IMI-Standpunkt 2006/074
Auswärtiger Ausschuss des Europäischen Parlaments befürwortet mehrheitlich erhebliche Militarisierung
Tobias Pflüger (05.10.2006)
Im Namen der Fraktion GUE/NGL brachte Tobias Pflüger ein Minderheiten-Votum zum Bericht ‚von Wogau‘ ein. Im Minderheiten-Votum kritisiert die Fraktion GUE/NGL u.a. die fortgesetzte Militarisierung der Gemeinsamen Außen- und Sicherheitspolitik der EU, die bewusste Vermischung von zivilen und militärischen Einsätzen, die Schaffung von EU Battle Groups, der Gendarmerie Force, der Schnellen Eingreiftruppen und selbstständigen EU-Kommandostrukturen nach dem Vorbild der NATO sowie die Militarisierung der EU-Außengrenze und die militärische Bearbeitung von ‚Problemen‘ mit Flüchtlingen. Eine Stellungnahme von Tobias Pflüger.
Heute wurde im Auswärtigen Ausschuss des Europäischen Parlaments über den Bericht „Über die Umsetzung der europäischen Sicherheitsstrategie im Kontext der ESVP“ (2006/2033(INI) verantwortet von Karl von Wogau (CDU – EPP-ED, abgestimmt.
Der mit 30 Ja-Stimmen und 9 Nein-Stimmen verabschiedete Bericht ‚von Wogau‘ ist ein zentrales Dokument über die Fortschreitung der Militarisierung der EU. Sichtbar wird dies u.a. in der Forderung, die Gelder innerhalb der EU für Militärausgaben und Rüstungsforschung erheblich zu erhöhen.
Der Bericht ‚von Wogau‘ fordert sogar einen zweiten „virtuellen“ Haushalt der EU-Mitgliedstaaten für Militärausgaben, als Parallel-Haushalt zum EU-Haushalt.
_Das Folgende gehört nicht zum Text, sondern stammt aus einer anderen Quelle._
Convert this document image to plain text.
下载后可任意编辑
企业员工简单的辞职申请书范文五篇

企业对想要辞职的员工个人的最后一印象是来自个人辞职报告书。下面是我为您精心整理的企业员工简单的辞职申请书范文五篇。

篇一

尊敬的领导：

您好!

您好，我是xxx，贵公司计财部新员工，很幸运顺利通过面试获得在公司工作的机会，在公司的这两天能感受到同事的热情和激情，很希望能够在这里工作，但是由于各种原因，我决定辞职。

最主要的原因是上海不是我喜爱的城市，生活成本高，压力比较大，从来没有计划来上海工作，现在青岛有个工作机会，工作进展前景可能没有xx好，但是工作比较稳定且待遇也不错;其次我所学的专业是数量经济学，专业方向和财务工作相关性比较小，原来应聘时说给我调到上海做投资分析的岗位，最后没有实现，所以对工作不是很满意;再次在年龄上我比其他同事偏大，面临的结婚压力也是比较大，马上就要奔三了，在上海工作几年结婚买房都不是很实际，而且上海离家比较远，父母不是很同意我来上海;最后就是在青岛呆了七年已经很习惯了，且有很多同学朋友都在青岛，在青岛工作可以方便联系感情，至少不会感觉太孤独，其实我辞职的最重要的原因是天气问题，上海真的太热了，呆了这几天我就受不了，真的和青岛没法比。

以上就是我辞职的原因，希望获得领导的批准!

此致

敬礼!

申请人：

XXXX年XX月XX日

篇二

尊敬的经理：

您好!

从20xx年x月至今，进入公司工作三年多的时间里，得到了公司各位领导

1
Damit würden die bisherigen Tricks bei der Finanzierung der EU-Militärpolitik (ATHENA-Mechanismus, Ad Hoc Haushalte u.a.) offen fortgeschrieben.
Der Bericht beschreibt auch die fatale, enge Verzahnung zwischen EU und NATO. Das Berlin Plus Abkommen, in dem der Zugriff der EU auf NATO-Kapazitäten geregelt wird, wird im Bericht ‚von Wogau‘ ausdrücklich begrüßt. Im Bericht wird für die militärische Luftüberwachung eine noch engere Verzahnung mit der NATO eingefordert.
Die Zuständigkeit für Militärpolitik wird im Bericht der EU und den Mitgliedstaaten zugeschrieben, was bzgl. der Militärstrukturen eine zusätzliche Ebene EU bedeutet.
Im Entwurf des Berichtes hatte es noch geheißen, „ist demgegenüber der Auffassung, dass die Europäische Sicherheitsstrategie zwar davon ausgeht, dass die erste Linie der Verteidigung im Ausland liegen kann, jedoch empfiehlt, dass präventive Militäreinsätze nur bei unmittelbar bevorstehenden und klar erkennbaren Bedrohungen zulässig sind.“ Dies wäre als eine offene Unterstützung des Präventivkriegskonzeptes zu lesen gewesen. Aufgrund meiner harten Kritik an dieser Forderung entschloss sich der Berichterstatter schlussendlich von dieser Formulierung abzusehen.
Den einzigen Bereich des Berichtes, den Tobias Pflüger für die Fraktion GUE/NGL mittragen konnte, waren Forderungen nach einer tatsächlichen parlamentarischen Kontrolle der EU-Militärpolitik. Dass das EU-Parlament bis heute keine Möglichkeit hat, von den zuständigen Organen der EU verpflichtend Berichte z.B. über Militäreinsätze, deren konkrete Durchführung oder deren Finanzierung einzufordern, ist ein Skandal. Das „Politische und Sicherheitspolitische Komitee“ der EU, in dem die Botschafter der Mitgliedstaaten bei der EU oder ihre für Militärpolitik zuständigen Stellvertreter sitzen, ist die eigentliche Vor-Entscheidungsinstanz für EU-Militäreinsätze. Eine echte parlamentarische Kontrolle der EU-Militäreinsätze ist nicht vorgesehen.
Anmerkung:
Das vollständige Minderheitenvotum findet sich unter folgendem Link: http://tobiaspflueger.twoday.net/stories/2762871/. Und der Berichtsentwurf unter: http://www.europarl.europa.eu/meetdocs/2004_2009/documents/pr/614/614115/614115de.pdf
Der Beschluss des Ausschusses wird erst nach Einarbeitung der beschlossenen Änderungsanträge zur Verfügung stehen. Danach wird der Bericht zur nächsten Plenartagung des Europäischen Parlaments vorgelegt, um dort erneut diskutiert und abgestimmt zu werden.